The absence of a board at the Competitions and Tariffs Commission (CTC) has delayed the merger of the country’s two biggest banks, CBZ Holdings Limited (CBZHL) and ZB Financial Holdings Limited (ZBFHL), which are expected to create the single largest financial services company in the country, it has been established.

The merger would be the biggest in the history of the country, and would make CBZ Holdings a behemoth, especially after its recent takeover of FML Holdings, the second largest insurance group in Zimbabwe with a diverse portfolio of subsidiaries.

As a result of the Dr Bennedict Moyo-chaired board’s dissolution in December 2023, which left CTC operating without a board for almost eight months, Business Times, a market leader in business, financial and economic reportage, can report that no decision could be made regarding the high profile CBZHL/ZBFHL deal, which has the potential to create a behemoth that could dominate Zimbabwe’s financial services sector.

Additionally, it is anticipated that the heavyweight will be more competitive in global markets.

Nonetheless, a new board was appointed two months ago, with Dr. Priscillah Mujuru serving as its chair.

CBZHL board chairman, Luxon Zembe told Business Times this week that Dr Mujuru board was now studying the   regulations that govern   the commission and potential decisions to make when faced with high profile cases such as the proposed CBZHL /ZBFHL merger.

“The challenge on the delay of the finalisation of the potential merger was that there was a new board which was instituted in August this year hence the members are learning about how the commission works and its regulations that govern. Then they start to deal with issues on the table for various companies. That is why it took so long as the board was dissolved in December 2023.

That is the biggest threat that we are facing at the moment.
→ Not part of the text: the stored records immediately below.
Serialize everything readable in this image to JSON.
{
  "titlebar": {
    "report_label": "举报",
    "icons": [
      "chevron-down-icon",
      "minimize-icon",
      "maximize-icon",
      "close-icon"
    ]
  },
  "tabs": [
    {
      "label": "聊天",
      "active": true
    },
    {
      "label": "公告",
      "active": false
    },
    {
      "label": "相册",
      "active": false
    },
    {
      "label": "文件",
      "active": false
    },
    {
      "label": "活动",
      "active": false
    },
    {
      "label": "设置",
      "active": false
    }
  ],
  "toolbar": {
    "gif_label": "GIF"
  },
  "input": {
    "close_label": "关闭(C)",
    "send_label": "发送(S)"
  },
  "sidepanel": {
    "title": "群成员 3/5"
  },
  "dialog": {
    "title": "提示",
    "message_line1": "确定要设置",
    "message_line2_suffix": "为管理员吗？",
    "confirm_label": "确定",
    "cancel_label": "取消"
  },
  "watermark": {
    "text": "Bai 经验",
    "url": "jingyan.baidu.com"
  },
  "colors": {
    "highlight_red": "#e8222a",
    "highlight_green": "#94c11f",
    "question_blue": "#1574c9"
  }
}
I think and believe that we should be able to get their final position before the end of the year,” Zembe told Business Times.
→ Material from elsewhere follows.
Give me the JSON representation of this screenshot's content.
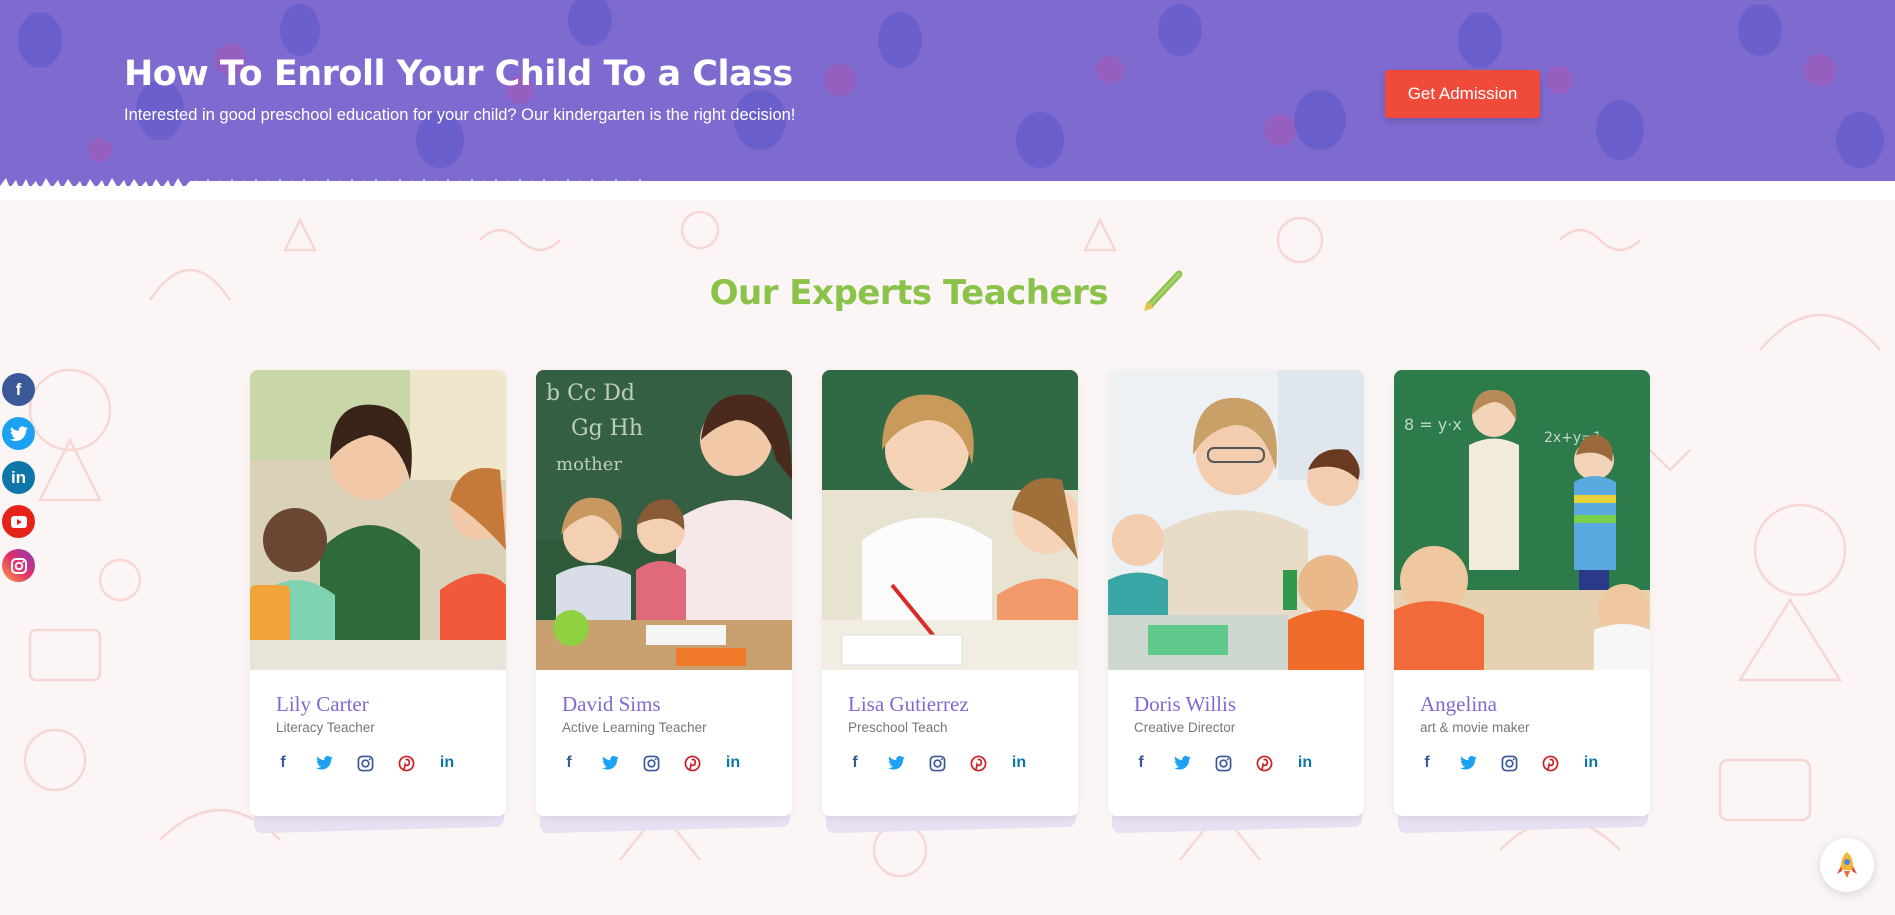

According to Zembe, if the proposed deal is cleared by CTC, it  will  dominate the local market and beyond.

“We are creating an institution that is Zimbabwean which has a potential to dominate the local market and beyond,” Zembe said.

Rumbidzai Jakanani, the chief governance officer of CBZH, warned investors and shareholders to use prudence when handling the company’s shares because the financial services firm was still in talks to  acquire a complementary business.

“Further to the cautionary announcements issued on June 18 2022, July 21  2022, August 29 2022, September 27, 2022, November 14 2022, January 2023, March 2, 2023, April 6 2023, June 5 2023, and July 26 2024, the directors of CBZ Holdings Limited wish to advise all shareholders and the investing public that the company is still engaged in negotiations for a potential acquisition of complimentary business.

The acquisition, if successfully concluded, may have a material impact on the value of the company’s shares, the full impact of which is currently being determined. Accordingly, shareholders are advised to exercise caution when dealing in the company’s shares until a full announcement is made,”  Jakanani said.